The Quintessential Damascene Tradition
Among these was Abu Dharr al-Ghifari, and among the Prophetic traditions he passed on was the hadith cited above on the subject of justice. It was taught from generation to generation until another great scholar of Damascus, Imam Nawawi, immortalized it for posterity. Consequently, it became a sort of quintessential Damascene tradition and was celebrated as such. In fact, Nawawi remarks, “The people in the chain of transmitters of this Hadith from myself to Abu Dharr are all from Damascus.” And Imam Ahmad before him made the claim, “There is no tradition that the people of Sham possess that is nobler than this one.”
Justice is God’s Own Value
This is a qudsi hadith, which means “sacred tradition” and refers to the statements of God as related by the Prophet Muhammad. The above hadith represents the initial words of a lengthier tradition instructing humanity on one of the most important values in Islam, a value that permeates all Islamic laws and teachings: justice.

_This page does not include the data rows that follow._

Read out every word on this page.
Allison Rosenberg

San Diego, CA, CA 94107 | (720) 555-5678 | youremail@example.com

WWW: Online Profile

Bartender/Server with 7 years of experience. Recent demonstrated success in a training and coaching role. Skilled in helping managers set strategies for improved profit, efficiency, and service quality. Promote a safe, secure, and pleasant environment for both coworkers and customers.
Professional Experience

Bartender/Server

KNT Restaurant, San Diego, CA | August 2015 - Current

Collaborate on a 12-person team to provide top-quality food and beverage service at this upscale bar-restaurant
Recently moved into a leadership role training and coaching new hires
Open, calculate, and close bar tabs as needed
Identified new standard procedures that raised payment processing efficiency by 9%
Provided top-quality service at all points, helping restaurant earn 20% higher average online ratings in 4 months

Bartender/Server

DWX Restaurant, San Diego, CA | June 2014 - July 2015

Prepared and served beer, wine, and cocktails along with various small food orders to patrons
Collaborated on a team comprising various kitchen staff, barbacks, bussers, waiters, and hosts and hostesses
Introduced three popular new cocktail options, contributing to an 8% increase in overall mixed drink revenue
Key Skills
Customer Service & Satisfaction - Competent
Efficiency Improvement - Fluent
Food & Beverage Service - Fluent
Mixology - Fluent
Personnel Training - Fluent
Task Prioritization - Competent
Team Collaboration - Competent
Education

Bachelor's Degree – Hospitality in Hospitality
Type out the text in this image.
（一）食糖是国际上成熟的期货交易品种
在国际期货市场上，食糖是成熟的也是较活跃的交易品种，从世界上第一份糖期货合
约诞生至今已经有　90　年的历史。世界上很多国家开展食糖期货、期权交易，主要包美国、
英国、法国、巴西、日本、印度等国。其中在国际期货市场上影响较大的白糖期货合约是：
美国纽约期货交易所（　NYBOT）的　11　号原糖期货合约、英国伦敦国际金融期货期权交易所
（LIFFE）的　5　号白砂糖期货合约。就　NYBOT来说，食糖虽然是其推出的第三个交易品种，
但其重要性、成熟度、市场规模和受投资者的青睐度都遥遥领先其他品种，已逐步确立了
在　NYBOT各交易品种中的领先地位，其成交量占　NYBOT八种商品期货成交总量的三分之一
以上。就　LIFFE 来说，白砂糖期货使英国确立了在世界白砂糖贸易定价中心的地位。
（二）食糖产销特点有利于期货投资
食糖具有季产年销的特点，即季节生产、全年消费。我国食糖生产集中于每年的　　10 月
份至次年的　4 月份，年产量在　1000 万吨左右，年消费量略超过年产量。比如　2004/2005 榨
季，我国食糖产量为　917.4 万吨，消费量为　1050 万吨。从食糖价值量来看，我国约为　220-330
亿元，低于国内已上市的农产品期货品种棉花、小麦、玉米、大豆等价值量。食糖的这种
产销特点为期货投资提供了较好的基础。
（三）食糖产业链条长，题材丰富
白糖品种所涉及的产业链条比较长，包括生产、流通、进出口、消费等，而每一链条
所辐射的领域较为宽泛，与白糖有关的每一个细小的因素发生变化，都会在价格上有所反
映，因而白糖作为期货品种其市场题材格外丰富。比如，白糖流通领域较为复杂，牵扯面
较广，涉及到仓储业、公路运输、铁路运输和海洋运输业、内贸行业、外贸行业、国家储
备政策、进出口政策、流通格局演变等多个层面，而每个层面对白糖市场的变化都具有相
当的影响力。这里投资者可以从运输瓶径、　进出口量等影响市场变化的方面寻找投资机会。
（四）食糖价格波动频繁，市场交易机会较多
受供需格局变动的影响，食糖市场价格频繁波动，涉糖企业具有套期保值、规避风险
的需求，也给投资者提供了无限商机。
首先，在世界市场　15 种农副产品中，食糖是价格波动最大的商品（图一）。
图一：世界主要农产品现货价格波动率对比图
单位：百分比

Its opening words are, at the same time, universal and intimate. My servants speaks to humanity in the broadest terms possible and addresses them in a warm and close manner that suggests the great care the Creator has for His creation. Only after such an introduction does God deliver the point—justice is His own value, His guiding principle.
He declares that He forbade injustice—its exact opposite—upon Himself. Two of His Names have to do with justice: al-’Adl (“The Just One”) and al-Muqsit (“The Dispenser of Justice”). God created the world with justice, and it is self-evident all around us: And the heavens He has raised up and established the scale of justice, so do not transgress the scale of justice. [Quran 55:7-8]
Justice is an Islamic teaching which has its roots in God Himself. God is Just, created the world with justice, and enjoined the same standard on humanity. Unfortunately, far too few heed this call. Perhaps that is why the instruction given was to avoid injustice rather than to implement justice. Even the angels had recognized earlier that humans would bring injustice to the world:
Are you going to place in the earth those who will inevitably sow corruption therein and shed blood? [Quran 2:30]
Hence the reminders throughout our history, through Messengers, whose central message was to establish justice:
Verily, we sent Our Messengers with clear proofs, and we revealed unto them the Scripture and the Balance in order that they lead people with justice. [Quran 57:25]
Two Sides to Injustice
So God made injustice unlawful and instructed us to avoid it. The term used (tazalamu) is in the reflexive form, which does not simply mean Do not commit injustice, as is commonly translated, but includes the involvement of two sides. That is because for every act of injustice there is a perpetrator and a victim. Oppression requires the oppressed. And institutionalized tyranny can only operate with a steady supply of victims, willing or unwilling. When victims refuse to be victims, then the system crumbles as the Arab Spring continues to demonstrate.
With this same insight, the Prophet advised his followers, Help your brother whether he is an oppressor or oppressed. In response to how an oppressor could be helped, he replied, Stop him from his oppression! So the meaning of these words is much deeper than they would appear: avoid injustice in all its forms, whether it is direct involvement or by becoming accessories, or whether it is by being perpetrators or becoming victims.
It is ironic that Syria of all places has become a tragic stage for the most egregious injustices being played out in the world today—the same region that disseminated this lesson on justice! Both the perpetrators and victims are Muslim, which makes these violations all the more egregious.
The justice maxim is quite clear in the Quran and in the life mission of the Holy Prophet. It was also clear in the minds of the early Muslims, such as the Muslim emissary to Persia who famously told the Emperor:
We came to rescue God’s servants from being slaves to other men to serving the Creator of all men, from the constraints of this life to the vastness of the next life, and from the tyranny of other religions to the justice of Islam.
The world needs this offer once more.